Suspension forks give your off road bike improved handling as they absorb the trail shocks. Suspension forks now come in many different types and sizes. For example, a cross country mountain biker may want a short travel fork for smoother terrain at high speeds, and a downhill rider will require longer travel forks often with a triple clamp fixing for added stiffness and greater shock absorbency again at high speeds.

Another great feature that comes on some suspension forks is the ability to 'lock out' the suspension fork and this helps preserve energy wasted by 'bobbing' on climbs or smoother terrain.
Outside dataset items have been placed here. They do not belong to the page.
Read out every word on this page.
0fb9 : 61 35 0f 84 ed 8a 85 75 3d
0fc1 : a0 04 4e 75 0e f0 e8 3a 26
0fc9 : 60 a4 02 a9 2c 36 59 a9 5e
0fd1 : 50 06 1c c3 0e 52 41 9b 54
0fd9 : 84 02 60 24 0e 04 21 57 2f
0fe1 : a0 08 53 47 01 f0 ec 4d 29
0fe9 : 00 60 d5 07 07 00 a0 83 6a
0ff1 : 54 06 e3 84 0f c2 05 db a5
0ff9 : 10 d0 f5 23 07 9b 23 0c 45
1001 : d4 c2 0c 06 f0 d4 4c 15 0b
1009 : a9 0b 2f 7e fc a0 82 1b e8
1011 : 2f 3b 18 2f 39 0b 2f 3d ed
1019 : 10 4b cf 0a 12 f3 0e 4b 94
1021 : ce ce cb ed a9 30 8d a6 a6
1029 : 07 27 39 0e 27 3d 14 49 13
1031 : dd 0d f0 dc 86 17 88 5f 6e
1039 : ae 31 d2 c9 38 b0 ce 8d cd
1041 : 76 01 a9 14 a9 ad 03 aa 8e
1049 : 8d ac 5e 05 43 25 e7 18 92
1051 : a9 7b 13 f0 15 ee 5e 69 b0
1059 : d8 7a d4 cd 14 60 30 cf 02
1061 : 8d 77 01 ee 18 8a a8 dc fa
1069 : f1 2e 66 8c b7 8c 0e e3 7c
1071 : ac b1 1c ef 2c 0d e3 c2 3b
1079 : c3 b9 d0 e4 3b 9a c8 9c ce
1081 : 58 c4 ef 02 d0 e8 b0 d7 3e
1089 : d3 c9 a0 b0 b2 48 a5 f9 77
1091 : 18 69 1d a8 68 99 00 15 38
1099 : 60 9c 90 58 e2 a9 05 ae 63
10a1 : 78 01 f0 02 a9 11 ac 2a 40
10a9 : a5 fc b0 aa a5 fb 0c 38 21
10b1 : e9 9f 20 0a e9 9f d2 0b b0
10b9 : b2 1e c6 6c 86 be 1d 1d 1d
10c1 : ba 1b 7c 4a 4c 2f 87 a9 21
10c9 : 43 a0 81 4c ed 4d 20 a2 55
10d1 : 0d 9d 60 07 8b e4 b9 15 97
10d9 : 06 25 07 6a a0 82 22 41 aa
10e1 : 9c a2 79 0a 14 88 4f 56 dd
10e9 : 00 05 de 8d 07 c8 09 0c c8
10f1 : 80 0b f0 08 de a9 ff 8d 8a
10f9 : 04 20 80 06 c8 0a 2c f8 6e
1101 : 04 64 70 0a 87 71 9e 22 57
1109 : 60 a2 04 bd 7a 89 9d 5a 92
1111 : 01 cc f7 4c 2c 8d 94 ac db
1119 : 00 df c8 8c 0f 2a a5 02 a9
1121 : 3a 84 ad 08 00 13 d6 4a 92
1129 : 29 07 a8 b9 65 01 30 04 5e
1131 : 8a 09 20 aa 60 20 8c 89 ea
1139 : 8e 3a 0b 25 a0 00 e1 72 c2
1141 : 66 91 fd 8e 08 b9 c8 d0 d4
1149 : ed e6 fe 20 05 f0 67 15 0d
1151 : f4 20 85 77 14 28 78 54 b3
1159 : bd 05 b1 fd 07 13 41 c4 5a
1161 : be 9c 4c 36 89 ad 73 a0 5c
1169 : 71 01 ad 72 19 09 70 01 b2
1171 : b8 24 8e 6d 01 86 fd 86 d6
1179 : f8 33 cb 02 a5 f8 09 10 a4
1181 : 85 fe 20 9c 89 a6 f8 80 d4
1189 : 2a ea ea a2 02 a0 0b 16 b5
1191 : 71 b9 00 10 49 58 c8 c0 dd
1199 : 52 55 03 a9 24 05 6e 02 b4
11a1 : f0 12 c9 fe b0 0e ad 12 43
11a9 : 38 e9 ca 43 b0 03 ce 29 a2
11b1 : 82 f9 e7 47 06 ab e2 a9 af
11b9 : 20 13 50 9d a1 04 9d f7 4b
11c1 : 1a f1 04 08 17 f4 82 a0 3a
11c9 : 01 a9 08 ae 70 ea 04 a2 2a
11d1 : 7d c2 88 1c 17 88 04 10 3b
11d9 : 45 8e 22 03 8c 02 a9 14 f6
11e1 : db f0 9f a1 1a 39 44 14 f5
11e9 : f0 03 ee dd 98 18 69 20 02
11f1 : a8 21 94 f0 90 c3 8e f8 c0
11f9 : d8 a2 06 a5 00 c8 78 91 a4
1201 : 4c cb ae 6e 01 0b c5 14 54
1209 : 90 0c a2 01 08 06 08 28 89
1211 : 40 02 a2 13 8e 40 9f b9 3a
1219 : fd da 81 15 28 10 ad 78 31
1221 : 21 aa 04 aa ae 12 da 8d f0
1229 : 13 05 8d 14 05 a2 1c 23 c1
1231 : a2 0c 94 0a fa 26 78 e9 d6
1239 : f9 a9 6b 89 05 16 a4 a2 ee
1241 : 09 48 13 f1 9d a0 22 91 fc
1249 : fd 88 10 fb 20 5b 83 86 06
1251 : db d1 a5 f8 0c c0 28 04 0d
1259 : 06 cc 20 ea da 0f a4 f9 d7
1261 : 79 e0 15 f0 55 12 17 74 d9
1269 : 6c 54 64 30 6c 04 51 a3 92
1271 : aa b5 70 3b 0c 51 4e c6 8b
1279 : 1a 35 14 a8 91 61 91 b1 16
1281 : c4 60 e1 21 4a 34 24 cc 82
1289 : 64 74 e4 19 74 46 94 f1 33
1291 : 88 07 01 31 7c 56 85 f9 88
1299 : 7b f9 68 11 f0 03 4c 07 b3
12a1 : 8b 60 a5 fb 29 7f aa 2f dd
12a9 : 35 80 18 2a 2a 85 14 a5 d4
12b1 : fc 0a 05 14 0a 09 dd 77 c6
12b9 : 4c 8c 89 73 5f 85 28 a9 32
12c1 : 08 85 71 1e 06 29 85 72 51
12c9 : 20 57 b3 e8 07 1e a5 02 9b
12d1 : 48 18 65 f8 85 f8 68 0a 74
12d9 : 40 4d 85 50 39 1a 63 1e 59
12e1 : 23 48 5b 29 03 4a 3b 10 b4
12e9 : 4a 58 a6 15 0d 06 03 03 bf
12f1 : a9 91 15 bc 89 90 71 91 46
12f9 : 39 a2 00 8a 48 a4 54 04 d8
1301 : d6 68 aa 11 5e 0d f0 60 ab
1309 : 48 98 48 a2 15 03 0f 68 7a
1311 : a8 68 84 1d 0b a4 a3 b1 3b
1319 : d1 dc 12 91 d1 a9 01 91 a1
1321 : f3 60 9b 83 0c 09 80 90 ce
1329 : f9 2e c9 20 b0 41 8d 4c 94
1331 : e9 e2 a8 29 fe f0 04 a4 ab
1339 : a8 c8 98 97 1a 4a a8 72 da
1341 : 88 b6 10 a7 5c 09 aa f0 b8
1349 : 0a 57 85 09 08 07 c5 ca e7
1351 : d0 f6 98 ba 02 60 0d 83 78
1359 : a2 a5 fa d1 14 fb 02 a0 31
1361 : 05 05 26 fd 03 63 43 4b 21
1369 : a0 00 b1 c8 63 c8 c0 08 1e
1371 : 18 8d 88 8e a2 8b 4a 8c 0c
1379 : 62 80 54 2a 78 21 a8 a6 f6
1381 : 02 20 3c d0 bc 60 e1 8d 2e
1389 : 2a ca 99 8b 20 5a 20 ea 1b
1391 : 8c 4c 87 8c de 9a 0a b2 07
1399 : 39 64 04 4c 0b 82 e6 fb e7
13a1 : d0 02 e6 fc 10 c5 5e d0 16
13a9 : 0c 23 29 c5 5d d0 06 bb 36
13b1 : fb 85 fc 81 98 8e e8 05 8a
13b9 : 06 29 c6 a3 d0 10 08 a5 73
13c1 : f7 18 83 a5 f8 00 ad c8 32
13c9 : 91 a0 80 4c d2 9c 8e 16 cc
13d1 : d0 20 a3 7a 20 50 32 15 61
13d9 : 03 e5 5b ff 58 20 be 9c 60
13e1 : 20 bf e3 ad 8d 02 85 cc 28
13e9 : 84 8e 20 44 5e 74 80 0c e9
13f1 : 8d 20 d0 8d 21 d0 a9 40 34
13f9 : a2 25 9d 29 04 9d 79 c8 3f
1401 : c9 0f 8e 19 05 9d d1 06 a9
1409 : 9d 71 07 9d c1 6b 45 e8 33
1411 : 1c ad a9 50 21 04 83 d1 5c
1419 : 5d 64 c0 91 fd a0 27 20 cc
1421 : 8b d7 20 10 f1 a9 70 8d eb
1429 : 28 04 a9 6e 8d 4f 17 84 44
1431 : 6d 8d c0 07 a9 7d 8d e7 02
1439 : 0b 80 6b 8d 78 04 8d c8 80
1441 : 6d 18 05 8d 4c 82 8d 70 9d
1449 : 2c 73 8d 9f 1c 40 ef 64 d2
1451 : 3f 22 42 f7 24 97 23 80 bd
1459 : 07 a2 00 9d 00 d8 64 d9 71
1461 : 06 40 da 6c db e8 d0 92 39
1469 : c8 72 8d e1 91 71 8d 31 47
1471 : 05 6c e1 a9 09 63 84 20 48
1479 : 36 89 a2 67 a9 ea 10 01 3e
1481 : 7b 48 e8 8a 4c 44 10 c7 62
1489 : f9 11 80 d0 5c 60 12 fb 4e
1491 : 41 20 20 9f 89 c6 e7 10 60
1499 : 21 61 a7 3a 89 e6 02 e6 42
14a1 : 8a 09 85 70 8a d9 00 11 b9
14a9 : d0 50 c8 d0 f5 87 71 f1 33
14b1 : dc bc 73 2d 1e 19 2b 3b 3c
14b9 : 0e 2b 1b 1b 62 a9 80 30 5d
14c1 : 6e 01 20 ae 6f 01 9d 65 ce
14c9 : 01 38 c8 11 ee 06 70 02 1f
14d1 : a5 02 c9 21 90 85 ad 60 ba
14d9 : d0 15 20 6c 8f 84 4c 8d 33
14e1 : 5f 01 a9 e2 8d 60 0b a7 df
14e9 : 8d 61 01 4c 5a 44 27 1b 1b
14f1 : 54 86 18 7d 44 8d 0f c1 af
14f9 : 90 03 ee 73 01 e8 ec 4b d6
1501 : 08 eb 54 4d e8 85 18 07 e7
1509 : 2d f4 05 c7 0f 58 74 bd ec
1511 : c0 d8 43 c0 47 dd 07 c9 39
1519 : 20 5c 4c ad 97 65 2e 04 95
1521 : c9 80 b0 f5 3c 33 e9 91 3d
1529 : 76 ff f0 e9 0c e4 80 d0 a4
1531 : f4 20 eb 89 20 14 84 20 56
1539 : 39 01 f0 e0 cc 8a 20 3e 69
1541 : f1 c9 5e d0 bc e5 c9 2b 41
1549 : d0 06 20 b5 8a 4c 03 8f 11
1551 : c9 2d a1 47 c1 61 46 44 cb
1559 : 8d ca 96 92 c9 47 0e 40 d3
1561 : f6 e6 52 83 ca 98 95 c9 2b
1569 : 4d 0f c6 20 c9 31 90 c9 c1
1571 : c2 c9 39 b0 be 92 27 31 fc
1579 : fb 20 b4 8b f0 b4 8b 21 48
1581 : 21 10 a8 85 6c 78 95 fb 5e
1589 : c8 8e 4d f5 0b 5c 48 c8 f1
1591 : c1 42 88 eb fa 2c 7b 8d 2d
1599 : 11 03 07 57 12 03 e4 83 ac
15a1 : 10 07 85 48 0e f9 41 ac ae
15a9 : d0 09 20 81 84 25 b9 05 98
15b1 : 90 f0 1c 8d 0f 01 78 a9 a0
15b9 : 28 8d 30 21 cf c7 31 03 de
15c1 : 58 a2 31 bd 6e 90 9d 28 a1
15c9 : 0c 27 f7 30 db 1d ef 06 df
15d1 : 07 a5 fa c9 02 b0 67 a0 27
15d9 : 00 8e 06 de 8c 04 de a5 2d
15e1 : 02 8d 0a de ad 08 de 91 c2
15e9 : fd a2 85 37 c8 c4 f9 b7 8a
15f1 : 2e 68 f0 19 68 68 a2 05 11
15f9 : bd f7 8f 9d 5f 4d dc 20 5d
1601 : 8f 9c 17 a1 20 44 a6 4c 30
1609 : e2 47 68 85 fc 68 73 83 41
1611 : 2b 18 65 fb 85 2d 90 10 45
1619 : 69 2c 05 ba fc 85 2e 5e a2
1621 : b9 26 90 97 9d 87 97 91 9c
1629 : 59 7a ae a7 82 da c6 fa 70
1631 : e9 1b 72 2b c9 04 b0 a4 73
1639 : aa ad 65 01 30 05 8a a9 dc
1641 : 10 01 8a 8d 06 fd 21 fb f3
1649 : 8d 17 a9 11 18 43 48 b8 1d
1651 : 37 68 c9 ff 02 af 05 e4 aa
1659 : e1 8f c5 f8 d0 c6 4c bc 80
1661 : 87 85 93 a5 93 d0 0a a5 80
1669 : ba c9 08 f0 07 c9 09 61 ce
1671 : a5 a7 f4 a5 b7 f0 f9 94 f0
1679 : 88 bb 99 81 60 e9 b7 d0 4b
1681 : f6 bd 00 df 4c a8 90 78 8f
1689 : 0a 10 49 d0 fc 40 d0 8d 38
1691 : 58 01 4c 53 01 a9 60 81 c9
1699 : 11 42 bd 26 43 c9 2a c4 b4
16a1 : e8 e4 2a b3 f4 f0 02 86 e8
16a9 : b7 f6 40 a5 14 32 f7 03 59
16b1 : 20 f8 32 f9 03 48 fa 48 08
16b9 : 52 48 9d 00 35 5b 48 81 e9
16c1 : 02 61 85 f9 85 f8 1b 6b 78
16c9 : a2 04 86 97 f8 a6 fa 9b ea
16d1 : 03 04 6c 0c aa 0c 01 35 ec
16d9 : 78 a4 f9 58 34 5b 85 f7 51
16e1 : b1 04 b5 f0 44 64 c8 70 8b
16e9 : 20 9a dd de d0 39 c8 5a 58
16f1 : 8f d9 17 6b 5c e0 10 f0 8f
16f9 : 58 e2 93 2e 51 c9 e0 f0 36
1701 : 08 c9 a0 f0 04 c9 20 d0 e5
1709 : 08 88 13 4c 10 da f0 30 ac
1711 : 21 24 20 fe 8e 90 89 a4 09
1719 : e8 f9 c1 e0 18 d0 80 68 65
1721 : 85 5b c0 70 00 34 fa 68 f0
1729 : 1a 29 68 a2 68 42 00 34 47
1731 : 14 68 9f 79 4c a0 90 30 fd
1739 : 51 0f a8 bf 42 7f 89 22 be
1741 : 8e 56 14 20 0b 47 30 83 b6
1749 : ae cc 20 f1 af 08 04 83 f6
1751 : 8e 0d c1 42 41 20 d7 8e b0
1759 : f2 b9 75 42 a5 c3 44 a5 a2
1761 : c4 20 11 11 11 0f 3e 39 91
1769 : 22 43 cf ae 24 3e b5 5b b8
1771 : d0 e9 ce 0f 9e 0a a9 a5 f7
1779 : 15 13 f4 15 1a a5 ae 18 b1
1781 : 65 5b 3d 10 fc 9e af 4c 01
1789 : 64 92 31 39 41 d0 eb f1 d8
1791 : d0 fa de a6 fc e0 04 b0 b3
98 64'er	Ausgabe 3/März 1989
The lock out can be positioned on the top of the fork crown itself or operated remotely by a lever on the handlebar meaning your hand needn't move from the bar to lock the fork out.

Suspension forks can make use of air chambers within the fork legs or springs and elastomers. Air forks require a special pump to inflate or deflate depending on rider weights and riding style. Due to the legs being full of compressed air these forks weigh less than the sprung equivalents but many say they aren't as smooth.

A sprung fork uses different weight steel springs in the fork legs with rubber elastomers to help control compression. These springs can be changed for different rider weights and styles as with the air versions but there is some tool work to do this.

Hybrid bikes also have suspension forks. These rarely have air forks due to cost and actual suspension requirement. A hybrid needs to take the odd bump out of the road or track for comfort instead of control at high speeds so the use of the fork is actually different to when used on a mountain bike. So hybrid bikes usually have between 40mm and 80mm of travel on them using elastomers and springs.

Rear shocks work in much the same way as a suspension fork. Some are air sprung and others coil sprung although on a rear shock the two can be combined. Rear suspension is only really found on mountain bikes in a big way. As with forks the rear suspension can provide anything from 60mm of travel upto 10" of travel for downhill bikes. Fox and rockshox are market leaders for both types of suspension and are fitted on most new bikes.